The production team had roughly 200 photos of the small space to reference. Among them were original black-and-white negatives from famous photo shoots in Dylan’s apartment along with a couple of color photos, which they used to match the colors of the walls, bedspread, and other furniture. “He arrived in New York at 19 years old, and he was still a young man, and he was kind of a slob,” Audouy says. “It was very relatable when you look at teenagers who have moved into their first apartment.”
Beyond the take out boxes, empty coffee cups, and ashtrays full of cigarettes, set decorator Regina Graves and her team went to great lengths to find exact duplicates of Dylan’s belongings—including the typewriter, record player, and even a stuffed animal—from antique and thrift stores.

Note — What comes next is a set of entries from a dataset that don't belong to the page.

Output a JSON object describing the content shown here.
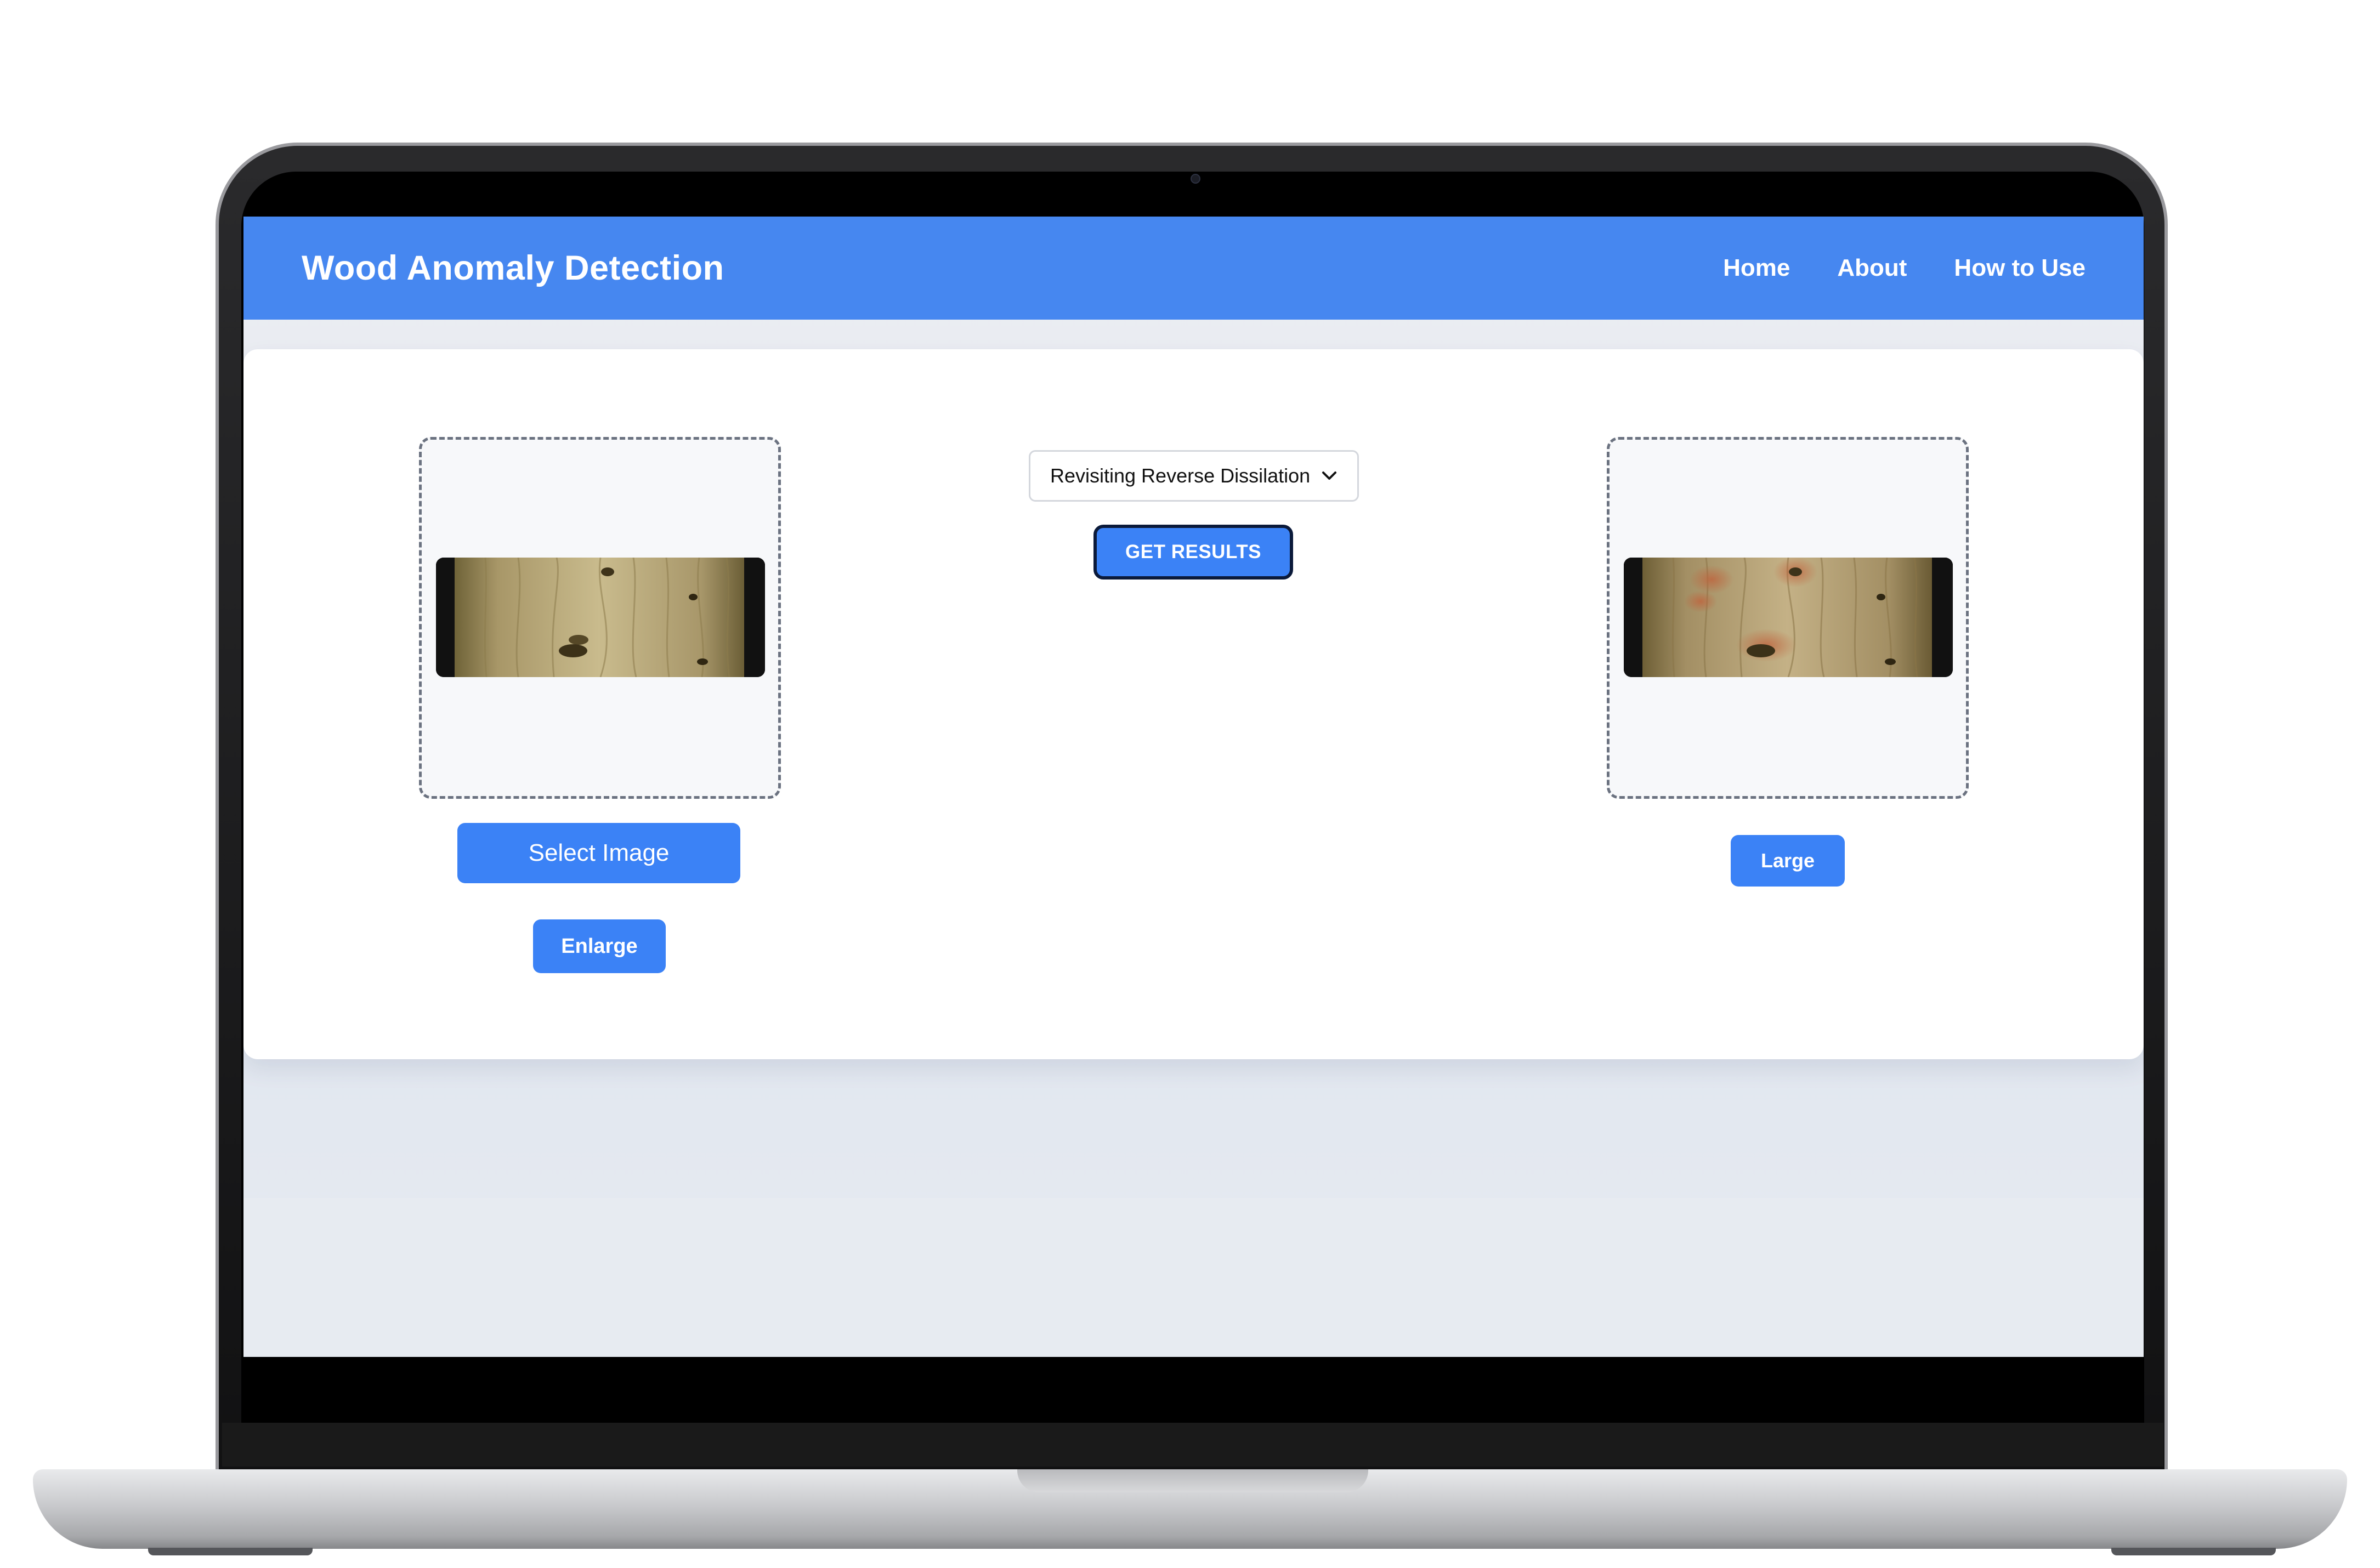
{
  "app": {
    "title": "Wood Anomaly Detection"
  },
  "nav": {
    "items": [
      {
        "label": "Home"
      },
      {
        "label": "About"
      },
      {
        "label": "How to Use"
      }
    ]
  },
  "main": {
    "input_panel": {
      "select_button_label": "Select Image",
      "enlarge_button_label": "Enlarge"
    },
    "controls": {
      "model_select_value": "Revisiting Reverse Dissilation",
      "get_results_label": "GET RESULTS"
    },
    "output_panel": {
      "large_button_label": "Large"
    }
  },
  "colors": {
    "navbar": "#4687f0",
    "button": "#3b82f6",
    "card": "#ffffff",
    "dropzone_border": "#6b7280"
  }
}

The wingback chair was especially tough to find “because of the channel back, the gold pattern, the studded arms, and the Cabriole leg,” says Graves. They eventually found it on Facebook Marketplace, from the home of the seller’s grandparents. Then they had it reupholstered, sanded down, and ripped to look worn exactly like Dylan’s chair.
Other furnishings and art, like the oil painting above the fireplace and his desk, were custom made. “It’s a relatively small space, but we had to get everything just exactly right,” Audouy says.

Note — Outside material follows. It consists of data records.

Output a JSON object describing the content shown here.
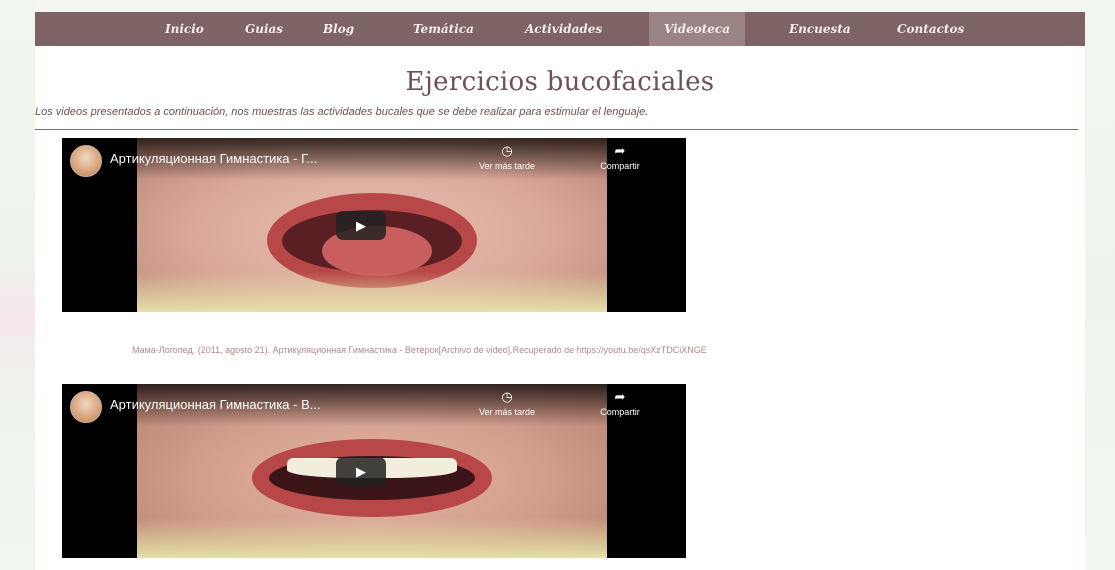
{
  "nav": {
    "items": [
      {
        "label": "Inicio",
        "active": false
      },
      {
        "label": "Guias",
        "active": false
      },
      {
        "label": "Blog",
        "active": false
      },
      {
        "label": "Temática",
        "active": false
      },
      {
        "label": "Actividades",
        "active": false
      },
      {
        "label": "Videoteca",
        "active": true
      },
      {
        "label": "Encuesta",
        "active": false
      },
      {
        "label": "Contactos",
        "active": false
      }
    ]
  },
  "page": {
    "title": "Ejercicios bucofaciales",
    "intro": "Los videos presentados a continuación, nos muestras las actividades bucales que se debe realizar para estimular el lenguaje."
  },
  "videos": [
    {
      "title": "Артикуляционная Гимнастика - Г...",
      "watch_later": "Ver más tarde",
      "share": "Compartir",
      "avatar_icon": "channel-avatar",
      "play_icon": "play-icon"
    },
    {
      "title": "Артикуляционная Гимнастика - В...",
      "watch_later": "Ver más tarde",
      "share": "Compartir",
      "avatar_icon": "channel-avatar",
      "play_icon": "play-icon"
    }
  ],
  "citation": "Мама-Логопед. (2011, agosto 21). Артикуляционная Гимнастика - Ветерок[Archivo de video].Recuperado de https://youtu.be/qsXzTDCiXNGE",
  "colors": {
    "nav_bg": "#7d6363",
    "nav_active": "#9b8484",
    "title": "#6e5252",
    "citation": "#b08a8a"
  }
}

Since the movie, which was mainly filmed in New Jersey, takes place over a few years in the early 1960s, the apartment details evolve with time. When Dylan receives the Tom Paine Award from the Emergency Civil Liberties Union in 1963, it’s displayed on his mantel. Things belonging to Elle Fanning’s character Sylive Russo, an artist, are also around when she’s living with him. “We had paint splatters on the floor—signs that she’s a presence there in his life,” Audouy says.
While there are slight differences in the layout of the set and the actual apartment—double sliding doors instead of a single door lead to the tiny “bedroom”—the proportions are close to the original space. Another generous difference in the sets is more windows than the real unit had. Some scenes near the windows were actually filmed in a real apartment in Hoboken, New Jersey, so the design team needed to match those windows on the stage build.
“So much of the movie takes place in this apartment,” Audouy says. “I was struck by how featured it is, even more than what I expected when we were making it. It’s like the star of the show.”
The spaces are an extension of Chalamet’s performance, notes Andouy, helping the audience melt into his portrayal of Dylan. “You have like a time machine back into this very specific moment, and you’re just drinking it in without any distractions.”